Discover the pros and cons of using AI in interviews and how to strike the right balance between efficiency and fair evaluation.

Abhishek Kaushik
Dec 2, 2025
TL;DR
AI-assisted interviewing can:
Make interview notes objective
Improve fairness
Reduce interviewer fatigue
Create better decision documentation
But it can also:
Mask shallow reasoning
Reward memorized or AI-generated answers
Enable fraud and proxy behavior in remote interviews
The goal is not to replace interviewers.
The goal is to support interviewers while protecting signal integrity.

The Pros
1. More Consistent Evaluation
AI can ensure interviewers ask:
The same core questions
In the same structured order
With the same follow-up criteria
This reduces:
Personality bias
Accent bias
Confidence bias
Real World Example
A global engineering team found that after switching to structured AI-scaffolded interviews:
Variance in interviewer scoring dropped
Calibration meetings became shorter
Hiring decisions became faster and more defensible
2. Better Notes and Documentation
AI note-takers capture:
Candidate answers verbatim
Key decision points
How the candidate reasons through problems
This helps:
Panel debriefs
Audit reviews
Candidate reconsideration requests
Without AI
Notes often look like:
With AI
Notes look like:
This is actual evaluation.
3. Reduced Interviewer Fatigue
Interviewers can focus on:
Listening for reasoning
Asking the right follow-ups
instead of:
Typing
Remembering prompts
Managing a call while evaluating
This improves interviewer performance quality.
Real World Example
A SaaS company reduced one interviewer rotation per day and lowered burnout in technical hiring pods.
The Cons
1. AI Can Mask Shallow Understanding
If a candidate uses AI to:
Generate answers
Follow scripts
Rehearse system design patterns
They may appear strong while lacking real skill.
Real World Example
A fintech hired five engineers who aced interviews using AI for rehearsed system design answers.
Within 60 days:
One could not debug staging crashes
Two could not modify their own code
Two required coaching on basic architecture reasoning
This cost money, time, and team trust.
Sherlock detects this using reasoning adaptability checks.

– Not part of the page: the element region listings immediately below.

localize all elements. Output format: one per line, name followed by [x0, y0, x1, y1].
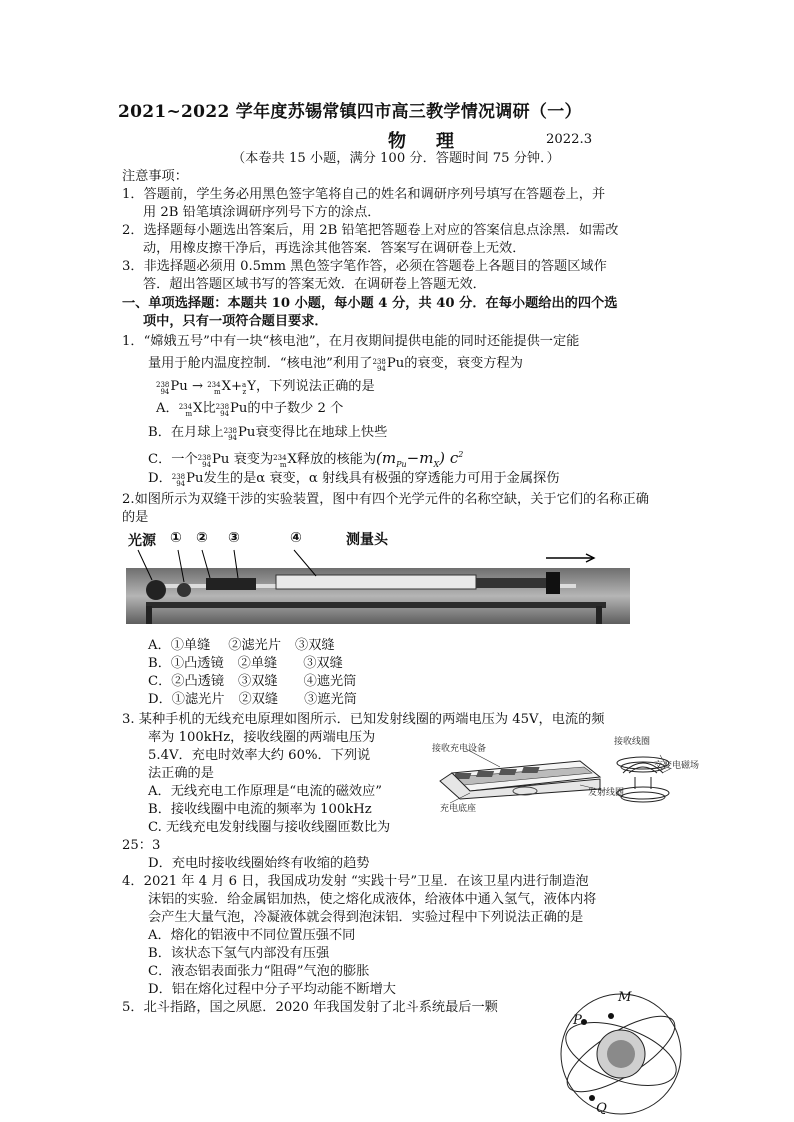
notice-item: 3．非选择题必须用 0.5mm 黑色签字笔作答，必须在答题卷上各题目的答题区域作: [122, 259, 607, 274]
notice-item: 1．答题前，学生务必用黑色签字笔将自己的姓名和调研序列号填写在答题卷上，并: [122, 187, 606, 202]
option-1c: C．一个 238 94 Pu 衰变为 234 m X释放的核能为$(m_{Pu}-m_X)$ $c^2$: [148, 449, 464, 469]
option-1d: D． 238 94 Pu发生的是α 衰变，α 射线具有极强的穿透能力可用于金属探伤: [148, 471, 560, 488]
option-4c: C．液态铝表面张力“阻碍”气泡的膨胀: [148, 964, 370, 979]
question-3-stem: 率为 100kHz，接收线圈的两端电压为: [148, 730, 376, 745]
notice-heading: 注意事项：: [122, 169, 188, 184]
exam-date: 2022.3: [546, 132, 593, 147]
question-5-stem: 5．北斗指路，国之夙愿．2020 年我国发射了北斗系统最后一颗: [122, 1000, 498, 1015]
fig-label-receiving-coil: 接收线圈: [614, 737, 651, 747]
option-3b: B．接收线圈中电流的频率为 100kHz: [148, 802, 372, 817]
question-2-stem: 2.如图所示为双缝干涉的实验装置，图中有四个光学元件的名称空缺，关于它们的名称正确: [122, 492, 649, 507]
subject-title: 物理: [388, 131, 484, 152]
fig-label-transmitting-coil: 发射线圈: [588, 788, 625, 798]
option-2d: D．①滤光片 ②双缝 ③遮光筒: [148, 692, 357, 707]
notice-item: 用 2B 铅笔填涂调研序列号下方的涂点．: [143, 205, 381, 220]
option-2c: C．②凸透镜 ③双缝 ④遮光筒: [148, 674, 357, 689]
orbit-label-m: M: [618, 990, 632, 1005]
question-1-stem: 1．“嫦娥五号”中有一块“核电池”，在月夜期间提供电能的同时还能提供一定能: [122, 334, 580, 349]
fig-label-receiving-device: 接收充电设备: [432, 744, 487, 754]
orbit-label-q: Q: [596, 1101, 607, 1116]
option-1a: A． 234 m X比 238 94 Pu的中子数少 2 个: [156, 401, 344, 418]
fig-label-element-3: ③: [228, 530, 240, 546]
question-4-stem: 沫铝的实验．给金属铝加热，使之熔化成液体，给液体中通入氢气，液体内将: [148, 892, 597, 907]
option-2b: B．①凸透镜 ②单缝 ③双缝: [148, 656, 343, 671]
orbit-label-p: P: [573, 1013, 582, 1028]
question-2-stem: 的是: [122, 510, 149, 525]
option-4d: D．铝在熔化过程中分子平均动能不断增大: [148, 982, 396, 997]
page-title: 2021~2022 学年度苏锡常镇四市高三教学情况调研（一）: [118, 102, 582, 122]
fig-label-measuring-head: 测量头: [346, 532, 388, 548]
option-4a: A．熔化的铝液中不同位置压强不同: [148, 928, 356, 943]
option-3a: A．无线充电工作原理是“电流的磁效应”: [148, 784, 383, 799]
section-heading: 项中，只有一项符合题目要求．: [143, 314, 328, 329]
option-2a: A．①单缝 ②滤光片 ③双缝: [148, 638, 335, 653]
question-1-stem: 量用于舱内温度控制．“核电池”利用了 238 94 Pu的衰变，衰变方程为: [148, 356, 523, 373]
fig-label-element-4: ④: [290, 530, 302, 546]
question-3-stem: 3. 某种手机的无线充电原理如图所示．已知发射线圈的两端电压为 45V，电流的频: [122, 712, 605, 727]
notice-item: 2．选择题每小题选出答案后，用 2B 铅笔把答题卷上对应的答案信息点涂黑．如需改: [122, 223, 619, 238]
option-4b: B．该状态下氢气内部没有压强: [148, 946, 330, 961]
option-3d: D．充电时接收线圈始终有收缩的趋势: [148, 856, 370, 871]
notice-item: 动，用橡皮擦干净后，再选涂其他答案．答案写在调研卷上无效．: [143, 241, 526, 256]
fig-label-charging-base: 充电底座: [440, 804, 477, 814]
fig-label-element-1: ①: [170, 530, 182, 546]
notice-item: 答．超出答题区域书写的答案无效．在调研卷上答题无效．: [143, 277, 486, 292]
fig-label-light-source: 光源: [128, 533, 156, 549]
option-3c: C. 无线充电发射线圈与接收线圈匝数比为: [148, 820, 391, 835]
question-4-stem: 会产生大量气泡，冷凝液体就会得到泡沫铝．实验过程中下列说法正确的是: [148, 910, 584, 925]
fig-label-element-2: ②: [196, 530, 208, 546]
option-1b: B．在月球上 238 94 Pu衰变得比在地球上快些: [148, 425, 388, 442]
exam-info: （本卷共 15 小题，满分 100 分．答题时间 75 分钟．）: [232, 151, 560, 166]
decay-equation: 238 94 Pu → 234 m X+ a z Y，下列说法正确的是: [156, 379, 375, 396]
section-heading: 一、单项选择题：本题共 10 小题，每小题 4 分，共 40 分．在每小题给出的四个选: [122, 296, 618, 311]
fig-label-alternating-field: 交变电磁场: [654, 761, 700, 771]
option-3c-continued: 25：3: [122, 838, 161, 853]
question-4-stem: 4．2021 年 4 月 6 日，我国成功发射 “实践十号”卫星．在该卫星内进行制造泡: [122, 874, 589, 889]
question-3-stem: 5.4V．充电时效率大约 60%．下列说: [148, 748, 371, 763]
question-3-stem: 法正确的是: [148, 766, 214, 781]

2. Risk of Proxy or Fraudulent Participation
Remote interviews make it easier for:
Another person to answer for the candidate
AI to whisper live solutions
Deepfake voice or face to spoof identity
Real World Example
A BPO team discovered 12 percent of offshore candidates were receiving live coaching via a second device during interviews.
Sherlock flags:
Voice identity mismatch
Facial continuity breaks
Background conversation patterns
3. Over-Reliance on Confidence and Fluency
AI can help candidates:
Speak smoothly
Structure narratives
Use professional language
But fluency is not competence.
Signal Correction
Ask a constraint shift question:
If input size doubles, what changes in your solution?
Authentic engineers adapt.
AI-fed narratives collapse.
How to Use AI Correctly in Interviews
Use AI For | Do Not Use AI For |
|---|---|
Note-taking | Generating candidate answers |
Timing & pacing guidance | Replacing human evaluation |
Ensuring consistent structure | Allowing scripted responses |
Post-interview summaries | Passing candidates who cannot reason |
AI should support evaluation, not substitute for it.
How Sherlock AI Fits
Sherlock AI provides:
Real-time identity confidence
Reasoning authenticity signals
Code authorship verification
Coaching and whisper detection
This allows companies to:
Allow fair AI use (for planning and clarity)

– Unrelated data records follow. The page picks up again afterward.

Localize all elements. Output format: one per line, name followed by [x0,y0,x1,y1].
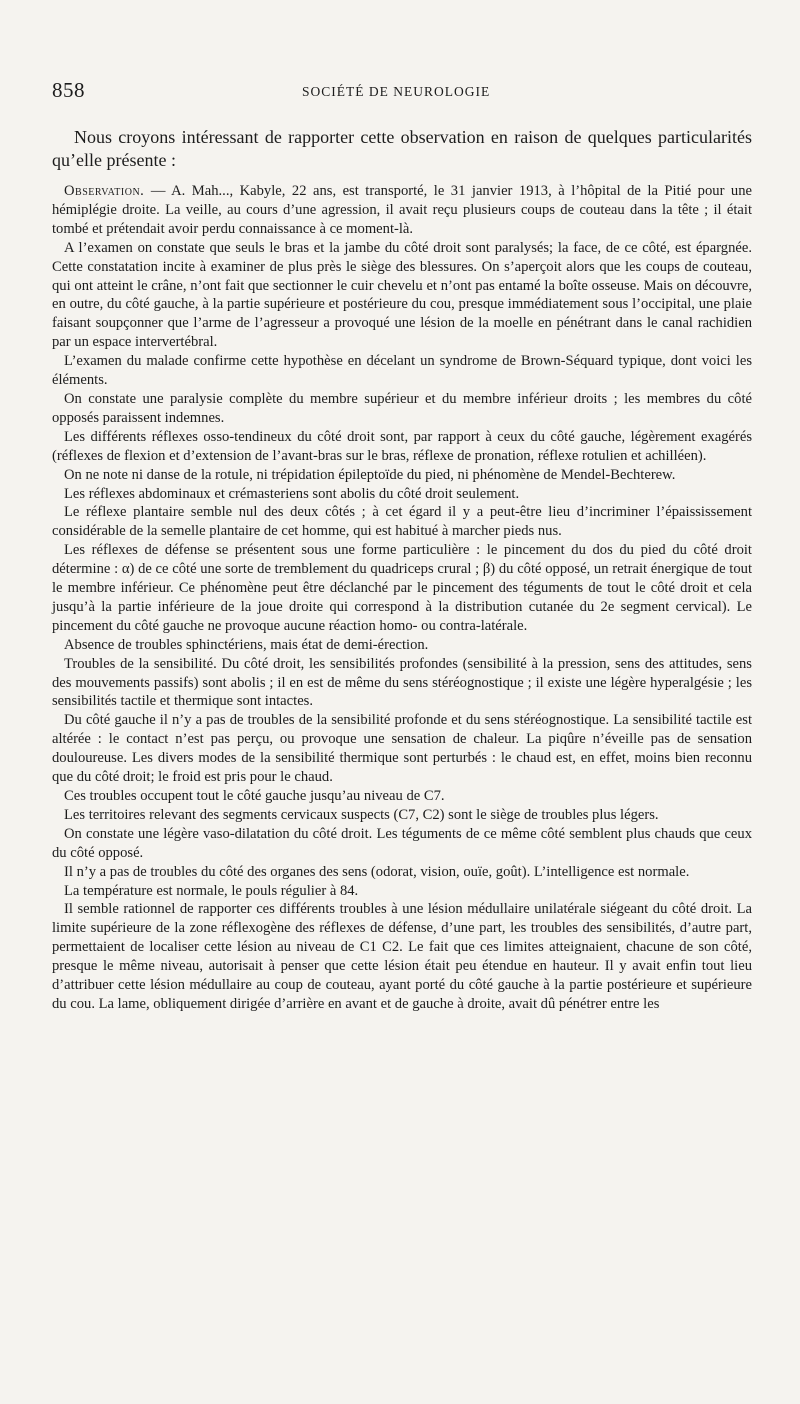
observation-paragraph: L’examen du malade confirme cette hypothèse en décelant un syndrome de Brown-Séquard typique, dont voici les éléments. [52,353,752,389]
page-header [52,78,752,108]
observation-intro-text: — A. Mah..., Kabyle, 22 ans, est transporté, le 31 janvier 1913, à l’hôpital de la Pitié pour une hémiplégie droite. La veille, au cours d’une agression, il avait reçu plusieurs coups de couteau dans la tête ; il était tombé et prétendait avoir perdu connaissance à ce moment-là. [52,183,752,237]
observation-paragraph: Absence de troubles sphinctériens, mais état de demi-érection. [64,636,429,653]
observation-paragraph: On constate une paralysie complète du membre supérieur et du membre inférieur droits ; les membres du côté opposés paraissent indemnes. [52,390,752,426]
observation-paragraph: Il semble rationnel de rapporter ces différents troubles à une lésion médullaire unilatérale siégeant du côté droit. La limite supérieure de la zone réflexogène des réflexes de défense, d’une part, les troubles des sensibilités, d’autre part, permettaient de localiser cette lésion au niveau de C1 C2. Le fait que ces limites atteignaient, chacune de son côté, presque le même niveau, autorisait à penser que cette lésion était peu étendue en hauteur. Il y avait enfin tout lieu d’attribuer cette lésion médullaire au coup de couteau, ayant porté du côté gauche à la partie postérieure et supérieure du cou. La lame, obliquement dirigée d’arrière en avant et de gauche à droite, avait dû pénétrer entre les [52,901,752,1012]
observation-paragraph: Les différents réflexes osso-tendineux du côté droit sont, par rapport à ceux du côté gauche, légèrement exagérés (réflexes de flexion et d’extension de l’avant-bras sur le bras, réflexe de pronation, réflexe rotulien et achilléen). [52,428,752,464]
observation-paragraph: On constate une légère vaso-dilatation du côté droit. Les téguments de ce même côté semblent plus chauds que ceux du côté opposé. [52,825,752,861]
page-number: 858 [52,78,85,102]
observation-paragraph: Troubles de la sensibilité. Du côté droit, les sensibilités profondes (sensibilité à la pression, sens des attitudes, sens des mouvements passifs) sont abolis ; il en est de même du sens stéréognostique ; il existe une légère hyperalgésie ; les sensibilités tactile et thermique sont intactes. [52,655,752,710]
observation-paragraph [52,182,752,239]
observation-paragraph: Les réflexes de défense se présentent sous une forme particulière : le pincement du dos du pied du côté droit détermine : α) de ce côté une sorte de tremblement du quadriceps crural ; β) du côté opposé, un retrait énergique de tout le membre inférieur. Ce phénomène peut être déclanché par le pincement des téguments de tout le côté droit et cela jusqu’à la partie inférieure de la joue droite qui correspond à la distribution cutanée du 2e segment cervical). Le pincement du côté gauche ne provoque aucune réaction homo- ou contra-latérale. [52,542,752,634]
observation-paragraph: Les réflexes abdominaux et crémasteriens sont abolis du côté droit seulement. [64,485,520,502]
intro-paragraph: Nous croyons intéressant de rapporter cette observation en raison de quelques particularités qu’elle présente : [52,127,752,170]
observation-body [52,182,752,1014]
observation-paragraph: Le réflexe plantaire semble nul des deux côtés ; à cet égard il y a peut-être lieu d’incriminer l’épaississement considérable de la semelle plantaire de cet homme, qui est habitué à marcher pieds nus. [52,504,752,540]
observation-label: Observation. [64,183,145,199]
running-head: SOCIÉTÉ DE NEUROLOGIE [302,84,491,99]
observation-paragraph: A l’examen on constate que seuls le bras et la jambe du côté droit sont paralysés; la face, de ce côté, est épargnée. Cette constatation incite à examiner de plus près le siège des blessures. On s’aperçoit alors que les coups de couteau, qui ont atteint le crâne, n’ont fait que sectionner le cuir chevelu et n’ont pas entamé la boîte osseuse. Mais on découvre, en outre, du côté gauche, à la partie supérieure et postérieure du cou, presque immédiatement sous l’occipital, une plaie faisant soupçonner que l’arme de l’agresseur a provoqué une lésion de la moelle en pénétrant dans le canal rachidien par un espace intervertébral. [52,239,752,351]
observation-paragraph: Il n’y a pas de troubles du côté des organes des sens (odorat, vision, ouïe, goût). L’intelligence est normale. [64,863,690,880]
observation-paragraph: On ne note ni danse de la rotule, ni trépidation épileptoïde du pied, ni phénomène de Mendel-Bechterew. [64,466,676,483]
observation-paragraph: Les territoires relevant des segments cervicaux suspects (C7, C2) sont le siège de troubles plus légers. [64,806,659,823]
observation-paragraph: Du côté gauche il n’y a pas de troubles de la sensibilité profonde et du sens stéréognostique. La sensibilité tactile est altérée : le contact n’est pas perçu, ou provoque une sensation de chaleur. La piqûre n’éveille pas de sensation douloureuse. Les divers modes de la sensibilité thermique sont perturbés : le chaud est, en effet, moins bien reconnu que du côté droit; le froid est pris pour le chaud. [52,712,752,786]
observation-paragraph: La température est normale, le pouls régulier à 84. [64,882,359,899]
observation-paragraph: Ces troubles occupent tout le côté gauche jusqu’au niveau de C7. [64,788,445,804]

Prevent unfair or fraudulent AI use (for answer substitution)
The result:
High signal
Low bias
High trust
Audit safety

Conclusion
AI-assisted interviewing is not inherently good or bad.
It is powerful.
If used without guardrails, it can break hiring.
If used carefully, it improves:
Fairness
Accuracy
Candidate experience
Hiring manager confidence
The key is:
Evaluate reasoning, not output.
Verify identity, not confidence.
AI helps with both, when configured correctly.